Voice Pipeline Lifecycle

Use this reference for changes to VoicePipeline, AudioInput, StreamedAudioInput, STT sessions, TTS task ordering, voice lifecycle events, PCM framing, result streaming, or voice tracing. Realtime agents use a different live-session architecture; read Realtime session lifecycle for that path.

Pipeline Ownership

VoicePipeline owns an STT-to-workflow-to-TTS producer task and returns a StreamedAudioResult that drives its observable completion.

Static AudioInput produces one transcription and one workflow turn. StreamedAudioInput creates a long-lived transcription session and runs one workflow turn for each emitted transcript until the input or session ends.
The multi-turn pipeline owns the transcription session and closes it in finally before marking output complete. Partial setup and workflow failure must not strand the STT connection or producer task.
workflow.on_start() applies only to the streamed multi-turn path. Its failure is logged and skipped so the transcription session can still start; normal per-turn workflow failures are terminal and surface through the result stream.
The SDK does not provide application-level interruption handling for StreamedAudioInput. Lifecycle events expose turn boundaries, but microphone muting, playback interruption, and barge-in policy remain application-owned.

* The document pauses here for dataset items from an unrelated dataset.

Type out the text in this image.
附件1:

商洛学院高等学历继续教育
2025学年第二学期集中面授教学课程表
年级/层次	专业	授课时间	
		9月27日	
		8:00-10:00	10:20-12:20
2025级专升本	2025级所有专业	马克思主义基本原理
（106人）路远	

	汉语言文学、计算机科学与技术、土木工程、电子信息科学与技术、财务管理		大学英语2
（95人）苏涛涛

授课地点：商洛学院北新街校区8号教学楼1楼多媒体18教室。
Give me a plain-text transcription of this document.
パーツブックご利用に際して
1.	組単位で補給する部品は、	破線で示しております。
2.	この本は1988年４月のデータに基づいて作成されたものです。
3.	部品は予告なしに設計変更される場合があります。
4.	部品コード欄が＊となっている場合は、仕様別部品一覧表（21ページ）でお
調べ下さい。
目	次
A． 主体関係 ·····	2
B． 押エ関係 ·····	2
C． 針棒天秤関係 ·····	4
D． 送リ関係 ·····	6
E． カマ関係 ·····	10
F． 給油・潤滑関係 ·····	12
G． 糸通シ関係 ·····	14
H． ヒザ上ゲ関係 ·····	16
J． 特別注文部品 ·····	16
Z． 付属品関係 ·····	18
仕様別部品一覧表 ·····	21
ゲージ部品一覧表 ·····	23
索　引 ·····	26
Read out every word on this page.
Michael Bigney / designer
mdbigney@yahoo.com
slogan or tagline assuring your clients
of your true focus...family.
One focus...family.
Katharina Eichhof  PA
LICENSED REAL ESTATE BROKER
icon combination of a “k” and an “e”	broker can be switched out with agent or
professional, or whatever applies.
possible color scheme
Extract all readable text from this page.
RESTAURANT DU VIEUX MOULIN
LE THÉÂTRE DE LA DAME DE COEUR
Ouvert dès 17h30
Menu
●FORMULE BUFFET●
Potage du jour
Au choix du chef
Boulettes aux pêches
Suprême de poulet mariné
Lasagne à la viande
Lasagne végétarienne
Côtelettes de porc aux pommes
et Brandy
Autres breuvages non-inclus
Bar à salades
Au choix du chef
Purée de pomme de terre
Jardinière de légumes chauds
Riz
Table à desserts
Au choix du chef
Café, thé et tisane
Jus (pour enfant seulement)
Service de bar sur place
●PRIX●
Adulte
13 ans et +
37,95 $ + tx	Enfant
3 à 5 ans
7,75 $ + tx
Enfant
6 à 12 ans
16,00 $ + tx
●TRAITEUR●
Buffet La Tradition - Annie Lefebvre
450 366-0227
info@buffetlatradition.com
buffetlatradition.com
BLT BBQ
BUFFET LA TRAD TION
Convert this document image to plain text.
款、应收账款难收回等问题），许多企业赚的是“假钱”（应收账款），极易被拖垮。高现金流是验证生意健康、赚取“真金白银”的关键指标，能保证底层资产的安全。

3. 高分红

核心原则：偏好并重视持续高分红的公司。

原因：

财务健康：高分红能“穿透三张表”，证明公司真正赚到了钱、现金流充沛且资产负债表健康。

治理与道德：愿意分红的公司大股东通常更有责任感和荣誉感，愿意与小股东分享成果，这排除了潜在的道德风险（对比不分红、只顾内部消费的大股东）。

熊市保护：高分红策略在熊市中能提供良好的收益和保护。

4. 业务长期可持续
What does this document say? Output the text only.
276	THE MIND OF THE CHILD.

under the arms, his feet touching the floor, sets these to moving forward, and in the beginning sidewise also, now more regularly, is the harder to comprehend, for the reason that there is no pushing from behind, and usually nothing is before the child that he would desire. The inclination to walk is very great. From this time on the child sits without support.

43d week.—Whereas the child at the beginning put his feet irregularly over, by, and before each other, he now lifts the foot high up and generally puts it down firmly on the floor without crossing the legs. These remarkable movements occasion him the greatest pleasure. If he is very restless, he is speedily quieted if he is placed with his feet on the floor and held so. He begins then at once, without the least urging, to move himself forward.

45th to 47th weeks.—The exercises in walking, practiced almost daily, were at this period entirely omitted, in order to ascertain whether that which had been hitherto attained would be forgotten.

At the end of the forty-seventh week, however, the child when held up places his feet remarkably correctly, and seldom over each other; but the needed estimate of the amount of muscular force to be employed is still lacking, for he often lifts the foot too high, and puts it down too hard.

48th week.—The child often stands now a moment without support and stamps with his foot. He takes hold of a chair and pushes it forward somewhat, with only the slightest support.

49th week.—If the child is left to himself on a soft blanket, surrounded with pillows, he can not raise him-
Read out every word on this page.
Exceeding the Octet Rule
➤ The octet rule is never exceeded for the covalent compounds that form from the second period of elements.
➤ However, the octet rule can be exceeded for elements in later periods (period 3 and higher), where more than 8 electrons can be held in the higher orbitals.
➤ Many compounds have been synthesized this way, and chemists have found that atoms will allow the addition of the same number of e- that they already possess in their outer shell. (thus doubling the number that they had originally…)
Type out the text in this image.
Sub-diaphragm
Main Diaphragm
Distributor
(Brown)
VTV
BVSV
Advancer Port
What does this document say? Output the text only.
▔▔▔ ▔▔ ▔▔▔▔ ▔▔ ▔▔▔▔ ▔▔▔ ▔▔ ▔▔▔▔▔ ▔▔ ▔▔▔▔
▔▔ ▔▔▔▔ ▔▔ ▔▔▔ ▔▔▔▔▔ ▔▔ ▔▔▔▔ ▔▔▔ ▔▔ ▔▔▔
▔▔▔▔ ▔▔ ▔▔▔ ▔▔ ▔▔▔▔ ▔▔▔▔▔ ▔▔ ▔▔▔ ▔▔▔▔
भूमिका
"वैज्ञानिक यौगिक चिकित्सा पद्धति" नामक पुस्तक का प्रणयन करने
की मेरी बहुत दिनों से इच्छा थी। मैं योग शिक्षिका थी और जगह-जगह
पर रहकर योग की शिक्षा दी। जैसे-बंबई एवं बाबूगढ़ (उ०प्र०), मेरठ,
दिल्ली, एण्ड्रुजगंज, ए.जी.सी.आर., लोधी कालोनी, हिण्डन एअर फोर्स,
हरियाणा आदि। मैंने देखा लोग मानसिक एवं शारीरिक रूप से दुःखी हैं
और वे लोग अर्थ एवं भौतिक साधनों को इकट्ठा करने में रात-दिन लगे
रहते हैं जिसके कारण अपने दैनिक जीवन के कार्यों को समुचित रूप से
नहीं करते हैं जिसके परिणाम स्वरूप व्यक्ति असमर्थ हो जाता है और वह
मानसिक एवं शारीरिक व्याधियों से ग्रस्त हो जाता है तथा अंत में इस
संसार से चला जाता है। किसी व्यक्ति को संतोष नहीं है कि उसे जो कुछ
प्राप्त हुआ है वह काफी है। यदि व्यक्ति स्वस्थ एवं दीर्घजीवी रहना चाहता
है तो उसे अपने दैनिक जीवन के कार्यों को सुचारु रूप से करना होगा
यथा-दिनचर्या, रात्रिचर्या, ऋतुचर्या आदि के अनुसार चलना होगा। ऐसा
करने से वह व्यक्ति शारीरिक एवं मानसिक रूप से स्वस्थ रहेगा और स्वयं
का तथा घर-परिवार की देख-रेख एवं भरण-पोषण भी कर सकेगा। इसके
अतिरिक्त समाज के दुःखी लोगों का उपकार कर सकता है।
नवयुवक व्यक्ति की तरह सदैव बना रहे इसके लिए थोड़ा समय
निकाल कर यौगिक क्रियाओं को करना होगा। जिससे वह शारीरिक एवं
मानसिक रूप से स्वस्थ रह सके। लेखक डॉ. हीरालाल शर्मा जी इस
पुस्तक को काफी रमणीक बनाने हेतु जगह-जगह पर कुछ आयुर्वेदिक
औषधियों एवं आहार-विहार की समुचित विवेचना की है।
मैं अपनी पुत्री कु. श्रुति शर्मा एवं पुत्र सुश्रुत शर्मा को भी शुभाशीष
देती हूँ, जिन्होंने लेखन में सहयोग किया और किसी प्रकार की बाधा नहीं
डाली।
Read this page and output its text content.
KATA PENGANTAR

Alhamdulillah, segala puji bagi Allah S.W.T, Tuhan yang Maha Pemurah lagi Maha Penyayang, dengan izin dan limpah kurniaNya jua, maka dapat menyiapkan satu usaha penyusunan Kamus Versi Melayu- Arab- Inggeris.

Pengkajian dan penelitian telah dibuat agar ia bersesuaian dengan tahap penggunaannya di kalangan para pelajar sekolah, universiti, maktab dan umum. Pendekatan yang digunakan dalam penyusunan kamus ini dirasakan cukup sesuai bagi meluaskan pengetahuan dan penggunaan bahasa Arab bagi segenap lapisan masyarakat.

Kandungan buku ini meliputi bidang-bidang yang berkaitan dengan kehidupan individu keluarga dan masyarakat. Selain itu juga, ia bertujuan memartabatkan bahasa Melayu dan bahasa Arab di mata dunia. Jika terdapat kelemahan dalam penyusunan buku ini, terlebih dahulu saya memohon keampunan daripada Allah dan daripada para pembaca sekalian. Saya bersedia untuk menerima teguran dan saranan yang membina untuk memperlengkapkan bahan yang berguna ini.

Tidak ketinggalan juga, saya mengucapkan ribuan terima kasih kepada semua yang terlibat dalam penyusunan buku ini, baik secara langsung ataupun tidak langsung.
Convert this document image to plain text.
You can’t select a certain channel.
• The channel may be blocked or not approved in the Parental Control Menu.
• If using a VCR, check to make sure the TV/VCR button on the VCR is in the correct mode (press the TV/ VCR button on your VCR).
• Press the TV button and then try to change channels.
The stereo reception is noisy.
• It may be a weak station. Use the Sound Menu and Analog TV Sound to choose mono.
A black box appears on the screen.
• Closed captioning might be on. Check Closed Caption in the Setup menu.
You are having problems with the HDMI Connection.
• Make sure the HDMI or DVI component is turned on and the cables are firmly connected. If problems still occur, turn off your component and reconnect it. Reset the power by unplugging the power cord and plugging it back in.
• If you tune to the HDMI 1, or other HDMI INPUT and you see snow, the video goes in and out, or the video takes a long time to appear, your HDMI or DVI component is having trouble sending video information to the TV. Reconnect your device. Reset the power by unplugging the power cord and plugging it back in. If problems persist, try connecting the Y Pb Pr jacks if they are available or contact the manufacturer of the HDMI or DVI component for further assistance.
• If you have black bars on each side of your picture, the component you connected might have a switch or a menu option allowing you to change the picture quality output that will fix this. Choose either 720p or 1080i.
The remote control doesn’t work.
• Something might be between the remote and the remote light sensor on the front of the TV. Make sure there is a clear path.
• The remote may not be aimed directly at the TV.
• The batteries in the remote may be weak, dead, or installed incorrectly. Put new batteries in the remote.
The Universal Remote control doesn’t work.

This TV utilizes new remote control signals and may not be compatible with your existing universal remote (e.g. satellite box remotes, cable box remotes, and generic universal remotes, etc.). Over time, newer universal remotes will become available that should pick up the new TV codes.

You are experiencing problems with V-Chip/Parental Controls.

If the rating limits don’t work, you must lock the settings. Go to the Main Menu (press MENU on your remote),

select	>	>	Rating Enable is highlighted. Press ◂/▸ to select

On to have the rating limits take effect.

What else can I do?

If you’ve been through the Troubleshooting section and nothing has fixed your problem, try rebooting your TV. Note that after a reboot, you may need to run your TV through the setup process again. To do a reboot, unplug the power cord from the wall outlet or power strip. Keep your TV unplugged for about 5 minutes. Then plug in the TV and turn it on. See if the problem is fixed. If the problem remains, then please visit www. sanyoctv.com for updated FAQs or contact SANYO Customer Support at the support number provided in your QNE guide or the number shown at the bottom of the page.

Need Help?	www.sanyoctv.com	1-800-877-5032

Text, Audio, and Event Ordering

A workflow can yield multiple text fragments. The text splitter returns ready-to-synthesize text plus a remainder; synthesize non-empty ready text even when it is shorter than a default sentence threshold, and retain the remainder for the turn's final flush.
TTS segment tasks may run concurrently, but _ordered_tasks and the dispatcher must emit their audio and lifecycle events in workflow text order rather than completion order.
turn_started precedes audio for that turn. turn_ended is emitted only after the turn's final text remainder has been synthesized and its audio dispatched. session_ended follows all ordered segment queues and all turns.
A VoiceStreamEventError terminates result streaming and the stored exception is raised after task cleanup. session_ended is a lifecycle marker, not proof of success; consumers must still observe the terminal exception from stream().
Consuming StreamedAudioResult.stream() is the public completion and error boundary. On normal session_ended, let the producer finish before cleanup so session close and trace end are not cancelled by result teardown.

PCM and Caller Data

PCM16 samples span two bytes. Preserve a trailing half-sample across TTS chunks, combine it with the next chunk, and pad only the final unmatched byte at end of segment.
Apply buffer_size to TTS source chunks without changing sample order. Convert to float32 only after PCM16 framing is complete, then apply caller-provided transform_data to each emitted array.
AudioInput.to_base64() and audio-file conversion must not mutate the caller's NumPy buffer when converting float input to PCM16.
Empty input and empty text-splitter output are valid boundaries. They must not cause NumPy reduction errors, phantom TTS calls, or missing turn/session lifecycle events.

Trace Lifetime and Data

The pipeline trace stays active for the full asynchronous producer lifecycle, not only until VoicePipeline.run() returns its result object.
Each output turn owns a speech-group span and each synthesized segment owns a child speech span. Finish the turn span after ordered audio dispatch and finish the pipeline trace after STT session close and output completion.
Text and audio sensitivity are independent controls. trace_include_sensitive_data governs transcript and TTS text, while trace_include_sensitive_audio_data governs encoded audio payloads.
Error paths must finish active speech spans and the enclosing trace without replacing the original pipeline exception.

Review Checklist

Test static and streamed input, including STT setup failure, workflow failure, TTS failure, and transcription-session close.
Verify fragment concurrency never changes audio, turn, or session event order.
Test short splitter output, empty output, odd-byte chunks, cross-chunk sample boundaries, int16, and float32 conversion.
Consume the public result stream and verify terminal errors, task cleanup, session close, and trace-end order.
Confirm sensitive text and audio are independently omitted from trace payloads.

Sources

docs/voice/pipeline.md
docs/voice/tracing.md
src/agents/voice/pipeline.py
src/agents/voice/result.py
src/agents/voice/input.py
src/agents/voice/model.py
src/agents/voice/models/openai_stt.py
tests/voice/test_pipeline.py
tests/voice/test_input.py
tests/voice/test_openai_stt.py
tests/voice/test_openai_tts.py